Exit West
Exit West by
Mohsin Hamid
Book Review
I’ve read The Reluctant Fundamentalist and How to Get Filthy Rich in Rising Asia,
the latter a bit tongue-in-cheek, very self-conscious of the global economy,
and man’s place in the universe of commerce. In fact many of his stories play
with contemporary history—not through the eyes of a romantic, but a pragmatist.
The world is basically screwed—which is why I loved his latest novel because
moving instinctively with this premise he gently leads us into a dystopia,
something not unlike what “could be.”
Yet, the novels
I’ve mentioned and this latest addition all are love stories. So maybe he is a
romantic. Maybe there is hope after all.
Exit West is about doors, doors that connect us
other lives, just as his books are portals into the lives of others—mostly what
might be considered third-world, whatever that means because these definitions
are quickly shifting.
The US used to
be a world leader, used to stand for democracy.

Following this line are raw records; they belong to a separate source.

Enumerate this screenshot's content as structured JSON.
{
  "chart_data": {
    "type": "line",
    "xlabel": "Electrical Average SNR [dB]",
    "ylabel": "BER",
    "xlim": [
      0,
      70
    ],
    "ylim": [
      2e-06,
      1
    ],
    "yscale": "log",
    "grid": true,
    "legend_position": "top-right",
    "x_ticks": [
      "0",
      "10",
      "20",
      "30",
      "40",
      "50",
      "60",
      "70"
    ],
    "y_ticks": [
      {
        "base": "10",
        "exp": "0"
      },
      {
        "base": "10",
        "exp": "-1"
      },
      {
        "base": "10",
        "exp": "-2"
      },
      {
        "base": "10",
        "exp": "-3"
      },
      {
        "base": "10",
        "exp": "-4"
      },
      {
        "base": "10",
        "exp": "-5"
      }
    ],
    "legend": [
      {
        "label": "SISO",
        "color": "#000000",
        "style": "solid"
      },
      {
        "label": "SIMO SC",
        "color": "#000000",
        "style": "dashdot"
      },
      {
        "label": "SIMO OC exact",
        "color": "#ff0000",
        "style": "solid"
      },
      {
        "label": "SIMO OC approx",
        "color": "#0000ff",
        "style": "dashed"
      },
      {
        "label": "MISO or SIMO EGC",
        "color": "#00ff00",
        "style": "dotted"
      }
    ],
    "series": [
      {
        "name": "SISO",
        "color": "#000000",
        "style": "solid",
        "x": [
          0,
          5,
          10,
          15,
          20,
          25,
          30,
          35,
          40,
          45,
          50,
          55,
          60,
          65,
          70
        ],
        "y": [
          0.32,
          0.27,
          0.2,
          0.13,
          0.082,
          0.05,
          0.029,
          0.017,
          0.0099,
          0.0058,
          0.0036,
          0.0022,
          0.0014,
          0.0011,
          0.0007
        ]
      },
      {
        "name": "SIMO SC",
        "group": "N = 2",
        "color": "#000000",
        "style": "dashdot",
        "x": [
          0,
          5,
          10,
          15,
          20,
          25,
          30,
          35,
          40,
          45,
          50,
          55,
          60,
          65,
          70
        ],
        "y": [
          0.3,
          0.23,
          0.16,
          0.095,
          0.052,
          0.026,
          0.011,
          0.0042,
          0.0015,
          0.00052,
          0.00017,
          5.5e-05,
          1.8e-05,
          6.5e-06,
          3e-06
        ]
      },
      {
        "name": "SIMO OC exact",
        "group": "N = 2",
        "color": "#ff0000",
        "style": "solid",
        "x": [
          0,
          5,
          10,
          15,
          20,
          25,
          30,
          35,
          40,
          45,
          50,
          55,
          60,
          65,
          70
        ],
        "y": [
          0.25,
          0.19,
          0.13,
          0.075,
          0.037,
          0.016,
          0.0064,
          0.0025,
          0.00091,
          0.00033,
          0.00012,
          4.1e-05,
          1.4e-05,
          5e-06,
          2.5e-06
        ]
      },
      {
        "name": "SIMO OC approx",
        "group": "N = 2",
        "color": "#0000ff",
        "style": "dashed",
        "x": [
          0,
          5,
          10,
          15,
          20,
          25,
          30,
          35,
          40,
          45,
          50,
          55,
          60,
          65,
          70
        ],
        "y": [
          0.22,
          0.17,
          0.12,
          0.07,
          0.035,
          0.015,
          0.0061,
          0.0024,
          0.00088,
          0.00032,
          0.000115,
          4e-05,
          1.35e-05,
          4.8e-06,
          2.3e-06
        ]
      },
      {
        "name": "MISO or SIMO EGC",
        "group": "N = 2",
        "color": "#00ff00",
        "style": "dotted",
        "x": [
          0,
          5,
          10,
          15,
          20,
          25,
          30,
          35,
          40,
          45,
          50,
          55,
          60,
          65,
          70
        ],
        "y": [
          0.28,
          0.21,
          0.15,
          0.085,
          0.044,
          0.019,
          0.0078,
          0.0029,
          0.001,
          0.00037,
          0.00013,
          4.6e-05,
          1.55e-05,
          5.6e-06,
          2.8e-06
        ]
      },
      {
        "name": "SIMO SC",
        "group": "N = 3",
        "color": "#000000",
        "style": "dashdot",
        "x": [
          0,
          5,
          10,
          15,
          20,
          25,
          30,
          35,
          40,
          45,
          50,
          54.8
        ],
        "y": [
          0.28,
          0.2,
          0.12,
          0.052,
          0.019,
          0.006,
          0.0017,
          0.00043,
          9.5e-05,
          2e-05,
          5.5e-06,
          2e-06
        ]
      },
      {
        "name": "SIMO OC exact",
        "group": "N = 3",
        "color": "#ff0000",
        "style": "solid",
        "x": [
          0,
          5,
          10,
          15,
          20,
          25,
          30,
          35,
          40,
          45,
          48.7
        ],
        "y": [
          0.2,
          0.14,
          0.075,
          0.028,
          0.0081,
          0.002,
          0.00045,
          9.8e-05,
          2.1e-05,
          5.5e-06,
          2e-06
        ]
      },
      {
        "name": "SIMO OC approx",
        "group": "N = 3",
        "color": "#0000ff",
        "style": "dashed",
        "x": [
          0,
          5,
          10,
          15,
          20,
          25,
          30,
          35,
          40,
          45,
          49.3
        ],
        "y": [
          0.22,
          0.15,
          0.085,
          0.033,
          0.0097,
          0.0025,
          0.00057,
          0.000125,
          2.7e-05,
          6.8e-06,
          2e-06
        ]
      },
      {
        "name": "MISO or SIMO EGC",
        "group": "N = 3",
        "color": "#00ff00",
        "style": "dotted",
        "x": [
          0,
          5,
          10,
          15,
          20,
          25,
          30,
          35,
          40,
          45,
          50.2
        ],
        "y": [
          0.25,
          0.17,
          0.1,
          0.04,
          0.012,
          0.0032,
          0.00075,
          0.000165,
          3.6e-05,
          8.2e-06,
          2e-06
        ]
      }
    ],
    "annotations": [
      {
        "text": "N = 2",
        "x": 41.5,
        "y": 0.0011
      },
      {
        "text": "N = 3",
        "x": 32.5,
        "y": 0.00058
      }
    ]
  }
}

How quickly things can change.
A young couple
sits at a café, an awkward first date with their phones between them, screen
down on the table. Very millennial. Nothing in this scene prepares us for a
coming apocalypse. We are comfortable that life will continue as it always has
in a somewhat ordered and reasonable manner, but yet in dark corners there are
hints that all is not as it should be. I’m surprised at how easily the couple accommodated,
adjusted to each new reality. Much like a couple dining in a burned out rubble
house during World War II. We burned electricity until it no longer came out of
the wall and then lit candles until we ran out of matches and wax. From disaster
to catastrophe with the instincts of a survivor.
The metaphor or
use of doors to: travel. To suddenly end up somewhere else speaks to the sudden
shifts in population we are now experiencing. The crisis magnified by native
reaction. Scenes in the book read like headlines. Women in train stations
fearful of holiday-making migrants, refugees pulling down fences, foreigners
living in tent cities. Constantly the push and pull of humanity to resettle and
start afresh.
I would pair
this book with Colson Whitehead’s The Underground
Railroad. There is a speculative nature to the story, the fantastic where
people groups move out of slavery or away from war and certain death, and how
the contemporary informs the story. I wouldn’t classify either of these works
as science fiction. More like: What if?